Alors qu'un député échappe de justesse à un rapt devant l'Assemblée nationale, un activiste reçoit une convocation de la gendarmerie. Sous Macky Sall, on dénonçait les enlèvements. Aujourd'hui, la méthode semble inchangée.
La scène se déroule devant l'Assemblée nationale, en plein jour : un député, Cheikh Bara Ndiaye, est la cible d'une tentative de rapt. Les faits remontent à quelques jours, mais l'onde de choc n'a pas fini de traverser les travées du parlement et les rues de Dakar. Ce n'est pas un incident isolé. C'est un signal. Le même jour, un citoyen reçoit une convocation de la section de recherches de la gendarmerie. Motif : « affaire [le] concernant ». L'homme n'est pas un inconnu : il dénonce depuis longtemps les dérives sécuritaires. Dans sa déclaration publique, il relie les deux événements avec une lucidité qui dérange. « Sous Macky Sall, nous dénoncions les non-convocations, les rapts dans la rue… », rappelle-t-il. Aujourd'hui, sous un nouveau régime, le scénario se répète. Les patriotes sont convoqués, les assassins de nos martyrs et les tortionnaires de nos camarades, eux, restent libres. La justice sénégalaise semble plus prompte à s'occuper des premiers que des seconds. Cette asymétrie n'est pas un détail. Elle pose une question fondamentale : quelle mémoire voulons-nous pour nos martyrs ? Si les bourreaux de l'ère Macky Sall ne répondent pas de leurs actes, si les tentatives de rapt contre des élus du peuple deviennent monnaie courante, alors la promesse de rupture s'éloigne.

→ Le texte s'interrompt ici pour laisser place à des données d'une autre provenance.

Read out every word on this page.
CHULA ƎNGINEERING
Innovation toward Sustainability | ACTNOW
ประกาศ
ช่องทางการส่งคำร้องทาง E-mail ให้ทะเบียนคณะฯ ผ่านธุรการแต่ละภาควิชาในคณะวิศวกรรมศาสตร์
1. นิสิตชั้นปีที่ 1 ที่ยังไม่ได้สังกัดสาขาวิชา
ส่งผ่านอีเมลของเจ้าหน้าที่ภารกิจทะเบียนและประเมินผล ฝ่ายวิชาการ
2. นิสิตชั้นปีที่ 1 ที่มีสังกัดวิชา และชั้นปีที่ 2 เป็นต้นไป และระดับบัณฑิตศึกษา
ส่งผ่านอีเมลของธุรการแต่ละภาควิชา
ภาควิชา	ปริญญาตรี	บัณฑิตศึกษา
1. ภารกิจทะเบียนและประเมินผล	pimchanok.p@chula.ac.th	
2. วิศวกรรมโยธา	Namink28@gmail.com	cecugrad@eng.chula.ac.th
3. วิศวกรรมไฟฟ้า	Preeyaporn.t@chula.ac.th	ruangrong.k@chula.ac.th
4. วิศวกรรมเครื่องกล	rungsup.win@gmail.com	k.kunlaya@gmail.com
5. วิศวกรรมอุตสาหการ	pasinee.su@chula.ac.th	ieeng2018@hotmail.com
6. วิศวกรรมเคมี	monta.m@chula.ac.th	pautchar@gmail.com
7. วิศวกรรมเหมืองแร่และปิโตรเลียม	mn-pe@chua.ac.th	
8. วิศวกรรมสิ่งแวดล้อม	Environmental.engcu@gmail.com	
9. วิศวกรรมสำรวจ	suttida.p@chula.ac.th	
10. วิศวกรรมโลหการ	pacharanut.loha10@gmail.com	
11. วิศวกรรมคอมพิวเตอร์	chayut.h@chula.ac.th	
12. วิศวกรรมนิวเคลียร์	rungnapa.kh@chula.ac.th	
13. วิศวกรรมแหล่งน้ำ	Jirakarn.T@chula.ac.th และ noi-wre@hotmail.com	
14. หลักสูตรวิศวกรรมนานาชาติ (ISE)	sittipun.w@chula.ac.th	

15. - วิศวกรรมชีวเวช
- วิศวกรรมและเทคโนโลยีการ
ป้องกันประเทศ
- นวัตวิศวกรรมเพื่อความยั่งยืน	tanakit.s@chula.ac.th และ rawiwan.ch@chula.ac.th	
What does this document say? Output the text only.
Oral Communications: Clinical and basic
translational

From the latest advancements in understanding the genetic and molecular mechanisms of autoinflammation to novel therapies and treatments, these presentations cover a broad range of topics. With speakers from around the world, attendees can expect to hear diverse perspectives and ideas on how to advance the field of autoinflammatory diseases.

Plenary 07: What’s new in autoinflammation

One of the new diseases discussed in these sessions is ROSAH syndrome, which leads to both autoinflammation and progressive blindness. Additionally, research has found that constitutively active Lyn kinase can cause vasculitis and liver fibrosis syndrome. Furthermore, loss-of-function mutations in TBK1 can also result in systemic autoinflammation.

Le Sénégal ne peut pas construire son avenir sur une justice qui choisit ses cibles. L'heure n'est plus aux constats, mais aux actes. La rue, les réseaux sociaux, les travées de l'Assemblée : partout, la même exigence monte. Que les vrais criminels soient traduits en justice. Que les patriotes ne soient plus les accusés. L'histoire retiendra qui a osé briser le silence.